10. Entire Agreement

This Agreement constitutes the entire agreement between the parties with respect to the subject matter hereof and supersedes all prior agreements, understandings, negotiations, and representations, whether oral or written, between the parties with respect to the subject matter hereof. No modification, amendment, or waiver of any provision of this Agreement shall be effective unless in writing and signed by both parties.

11. Severability

If any provision of this Agreement is found to be unenforceable or invalid, that provision shall be limited or eliminated to the minimum extent necessary so that this Agreement shall otherwise remain in full force and effect and enforceable.

12.  Website Use and Content Restrictions

12.1 The content displayed on the Company's website, including but not limited to photographs, videos, text, and graphics, is the exclusive property of the Company and is protected by copyright and other intellectual property laws.

12.2 Visitors to the Company's website are prohibited from taking screenshots, screen recordings, or utilizing any other methods to capture or reproduce the content displayed on the website for their personal or commercial use without the express written consent of the Company.

12.3 Any unauthorized use, reproduction, or distribution of the content displayed on the Company's website may result in legal action and the pursuit of damages against the offending party. By accessing the Company's website, visitors agree to respect the intellectual property rights of the Company and to use the website and its content for lawful purposes only.


13. Notices

All notices, requests, demands, and other communications under this Agreement shall be in writing and shall be deemed to have been duly given when personally delivered or sent by certified mail, return receipt requested, or by email with confirmation of receipt, to the addresses specified by the parties or to such other address as either party may designate by notice to the other party.

14. Waiver

No waiver of any provision of this Agreement shall be deemed, or shall constitute, a waiver of any other provision, whether or not similar, nor shall any waiver constitute a continuing waiver. No waiver shall be binding unless executed in writing by the party making the waiver.

15. Dispute Resolution

In the event of any dispute arising out of or relating to this Agreement, the parties agree to first attempt to resolve the dispute through good faith negotiation. If the parties are unable to resolve the dispute through negotiation, either party may initiate mediation or other alternative dispute resolution processes before resorting to litigation.

16. Independent Contractor

It is expressly understood and agreed that the Company is an independent contractor and not an employee, agent, or partner of the Client.
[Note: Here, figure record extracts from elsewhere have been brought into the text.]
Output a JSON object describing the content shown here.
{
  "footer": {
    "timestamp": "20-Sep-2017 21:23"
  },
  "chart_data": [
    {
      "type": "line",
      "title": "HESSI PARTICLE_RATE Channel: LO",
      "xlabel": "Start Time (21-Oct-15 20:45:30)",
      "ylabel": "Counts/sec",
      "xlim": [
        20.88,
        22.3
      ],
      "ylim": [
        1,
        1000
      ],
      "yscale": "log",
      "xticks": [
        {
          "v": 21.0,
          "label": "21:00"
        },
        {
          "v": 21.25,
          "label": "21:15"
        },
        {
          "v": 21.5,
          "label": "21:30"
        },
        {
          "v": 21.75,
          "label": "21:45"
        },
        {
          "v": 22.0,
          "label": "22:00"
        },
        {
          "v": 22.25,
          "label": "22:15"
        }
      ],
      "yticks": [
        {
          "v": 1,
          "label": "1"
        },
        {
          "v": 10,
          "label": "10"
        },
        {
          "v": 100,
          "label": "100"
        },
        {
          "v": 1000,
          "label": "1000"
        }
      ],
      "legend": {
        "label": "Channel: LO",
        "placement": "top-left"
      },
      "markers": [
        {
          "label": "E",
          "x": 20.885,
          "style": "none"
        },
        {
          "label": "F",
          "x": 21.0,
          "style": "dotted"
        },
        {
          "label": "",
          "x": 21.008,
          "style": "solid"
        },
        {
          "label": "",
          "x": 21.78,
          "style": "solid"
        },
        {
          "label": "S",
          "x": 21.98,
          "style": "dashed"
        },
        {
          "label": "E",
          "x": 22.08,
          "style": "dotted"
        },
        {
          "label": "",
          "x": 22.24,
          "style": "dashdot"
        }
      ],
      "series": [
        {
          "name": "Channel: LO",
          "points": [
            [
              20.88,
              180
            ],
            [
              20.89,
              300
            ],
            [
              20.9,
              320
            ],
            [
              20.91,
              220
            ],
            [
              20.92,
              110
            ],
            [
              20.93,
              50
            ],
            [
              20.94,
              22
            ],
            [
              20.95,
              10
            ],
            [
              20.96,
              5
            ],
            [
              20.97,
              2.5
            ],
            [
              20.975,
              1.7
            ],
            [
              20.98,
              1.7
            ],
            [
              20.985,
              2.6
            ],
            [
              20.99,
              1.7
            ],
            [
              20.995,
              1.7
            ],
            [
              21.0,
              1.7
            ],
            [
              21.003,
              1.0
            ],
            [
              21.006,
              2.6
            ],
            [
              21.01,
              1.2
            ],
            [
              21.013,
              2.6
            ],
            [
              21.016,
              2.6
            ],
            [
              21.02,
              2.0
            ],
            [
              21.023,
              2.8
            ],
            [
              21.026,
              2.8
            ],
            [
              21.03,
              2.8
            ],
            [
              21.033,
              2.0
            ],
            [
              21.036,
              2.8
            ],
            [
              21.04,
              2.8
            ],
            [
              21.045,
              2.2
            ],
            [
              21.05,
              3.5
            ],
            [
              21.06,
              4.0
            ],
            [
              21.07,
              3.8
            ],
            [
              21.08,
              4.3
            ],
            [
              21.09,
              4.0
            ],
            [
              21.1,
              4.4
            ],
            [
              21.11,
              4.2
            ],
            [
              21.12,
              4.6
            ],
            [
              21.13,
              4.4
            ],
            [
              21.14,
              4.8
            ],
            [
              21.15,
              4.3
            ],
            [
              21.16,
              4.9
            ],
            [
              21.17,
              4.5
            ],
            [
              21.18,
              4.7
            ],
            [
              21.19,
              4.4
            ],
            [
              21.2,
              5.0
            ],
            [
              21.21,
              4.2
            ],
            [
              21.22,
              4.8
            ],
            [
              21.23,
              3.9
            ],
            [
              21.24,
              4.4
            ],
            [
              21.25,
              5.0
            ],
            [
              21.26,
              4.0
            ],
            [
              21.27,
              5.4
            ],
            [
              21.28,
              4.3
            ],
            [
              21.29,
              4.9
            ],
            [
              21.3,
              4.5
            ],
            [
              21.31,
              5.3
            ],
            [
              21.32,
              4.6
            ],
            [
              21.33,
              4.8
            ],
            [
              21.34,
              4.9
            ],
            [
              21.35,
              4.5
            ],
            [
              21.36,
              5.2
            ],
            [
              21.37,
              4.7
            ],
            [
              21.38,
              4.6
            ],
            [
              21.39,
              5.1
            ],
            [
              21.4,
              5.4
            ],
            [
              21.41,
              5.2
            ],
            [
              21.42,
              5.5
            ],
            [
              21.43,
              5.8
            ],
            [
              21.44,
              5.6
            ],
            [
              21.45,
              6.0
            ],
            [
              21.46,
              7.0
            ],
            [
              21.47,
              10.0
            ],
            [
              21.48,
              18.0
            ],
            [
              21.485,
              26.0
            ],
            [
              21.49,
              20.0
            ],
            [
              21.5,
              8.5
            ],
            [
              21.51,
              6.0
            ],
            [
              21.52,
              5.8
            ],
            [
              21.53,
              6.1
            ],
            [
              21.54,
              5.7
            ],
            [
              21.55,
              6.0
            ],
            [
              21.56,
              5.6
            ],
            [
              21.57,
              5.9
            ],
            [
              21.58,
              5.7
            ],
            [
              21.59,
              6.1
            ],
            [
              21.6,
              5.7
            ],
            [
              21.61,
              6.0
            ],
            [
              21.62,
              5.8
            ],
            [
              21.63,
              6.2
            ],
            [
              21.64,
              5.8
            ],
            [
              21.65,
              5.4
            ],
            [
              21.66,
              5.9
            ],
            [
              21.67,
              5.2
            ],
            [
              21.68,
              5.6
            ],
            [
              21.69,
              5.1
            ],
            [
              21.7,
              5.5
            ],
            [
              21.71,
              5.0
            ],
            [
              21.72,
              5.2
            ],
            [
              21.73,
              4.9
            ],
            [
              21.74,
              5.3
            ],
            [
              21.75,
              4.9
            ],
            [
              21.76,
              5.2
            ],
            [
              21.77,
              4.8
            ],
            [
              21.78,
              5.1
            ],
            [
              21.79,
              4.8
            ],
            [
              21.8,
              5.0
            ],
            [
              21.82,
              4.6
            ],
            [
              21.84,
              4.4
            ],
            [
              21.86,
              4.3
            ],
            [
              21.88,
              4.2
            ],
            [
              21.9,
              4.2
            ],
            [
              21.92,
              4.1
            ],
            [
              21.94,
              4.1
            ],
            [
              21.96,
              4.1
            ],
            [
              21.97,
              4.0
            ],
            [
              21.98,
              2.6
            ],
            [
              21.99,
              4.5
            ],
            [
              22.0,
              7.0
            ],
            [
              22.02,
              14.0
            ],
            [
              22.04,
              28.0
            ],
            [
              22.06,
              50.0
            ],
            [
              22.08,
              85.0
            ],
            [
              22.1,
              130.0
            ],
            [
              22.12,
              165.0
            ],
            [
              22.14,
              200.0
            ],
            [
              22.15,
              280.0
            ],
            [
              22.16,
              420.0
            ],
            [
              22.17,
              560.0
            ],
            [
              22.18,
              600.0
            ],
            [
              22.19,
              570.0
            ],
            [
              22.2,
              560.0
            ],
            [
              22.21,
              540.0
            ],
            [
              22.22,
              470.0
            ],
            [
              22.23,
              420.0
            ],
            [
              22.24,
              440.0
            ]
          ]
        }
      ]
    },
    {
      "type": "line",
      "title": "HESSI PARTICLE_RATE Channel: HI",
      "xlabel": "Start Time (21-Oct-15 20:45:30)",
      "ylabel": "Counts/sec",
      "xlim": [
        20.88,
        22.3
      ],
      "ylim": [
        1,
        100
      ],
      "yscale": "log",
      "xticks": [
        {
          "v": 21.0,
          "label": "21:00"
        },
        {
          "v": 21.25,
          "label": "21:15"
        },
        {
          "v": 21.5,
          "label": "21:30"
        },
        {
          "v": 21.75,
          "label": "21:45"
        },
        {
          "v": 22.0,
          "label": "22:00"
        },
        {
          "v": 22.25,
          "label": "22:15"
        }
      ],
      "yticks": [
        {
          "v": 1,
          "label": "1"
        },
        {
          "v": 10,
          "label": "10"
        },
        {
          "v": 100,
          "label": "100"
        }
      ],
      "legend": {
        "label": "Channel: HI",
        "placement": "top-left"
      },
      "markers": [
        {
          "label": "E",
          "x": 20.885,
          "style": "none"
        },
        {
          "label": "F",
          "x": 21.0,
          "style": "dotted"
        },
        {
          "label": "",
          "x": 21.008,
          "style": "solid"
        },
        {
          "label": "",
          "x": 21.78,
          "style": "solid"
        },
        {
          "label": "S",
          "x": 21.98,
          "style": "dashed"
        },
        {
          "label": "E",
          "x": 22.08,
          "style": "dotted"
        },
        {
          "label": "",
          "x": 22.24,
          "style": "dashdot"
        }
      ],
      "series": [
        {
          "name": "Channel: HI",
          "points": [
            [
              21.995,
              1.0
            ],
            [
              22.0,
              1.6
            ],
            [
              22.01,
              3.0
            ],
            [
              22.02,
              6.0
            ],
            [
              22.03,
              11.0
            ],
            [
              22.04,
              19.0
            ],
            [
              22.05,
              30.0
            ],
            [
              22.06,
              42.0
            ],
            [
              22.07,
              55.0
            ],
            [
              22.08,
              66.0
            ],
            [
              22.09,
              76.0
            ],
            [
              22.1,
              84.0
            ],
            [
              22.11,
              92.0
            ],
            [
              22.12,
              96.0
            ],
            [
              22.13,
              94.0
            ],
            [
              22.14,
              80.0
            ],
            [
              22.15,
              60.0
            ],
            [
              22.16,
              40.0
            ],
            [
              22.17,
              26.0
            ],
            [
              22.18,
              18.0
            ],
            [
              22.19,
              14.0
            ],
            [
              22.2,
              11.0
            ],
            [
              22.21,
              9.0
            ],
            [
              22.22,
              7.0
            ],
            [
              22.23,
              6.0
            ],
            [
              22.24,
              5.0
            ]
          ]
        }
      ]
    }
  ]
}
The Client shall not have the authority to bind the Company in any manner or enter into any agreement on behalf of the Company.

17. Indemnification

The Client agrees to indemnify, defend, and hold harmless the Company and its affiliates, officers, directors, employees, and agents from and against any and all claims, damages, losses, liabilities, costs, and expenses (including reasonable attorney's fees) arising from or related to the Client's breach of this Agreement or any negligent or wrongful acts or omissions of the Client or its agents in connection with the use of the Company's services.

By engaging the services of Stream Team Media, the Client acknowledges that they have read, understood, and agreed to be bound by these Terms of Service.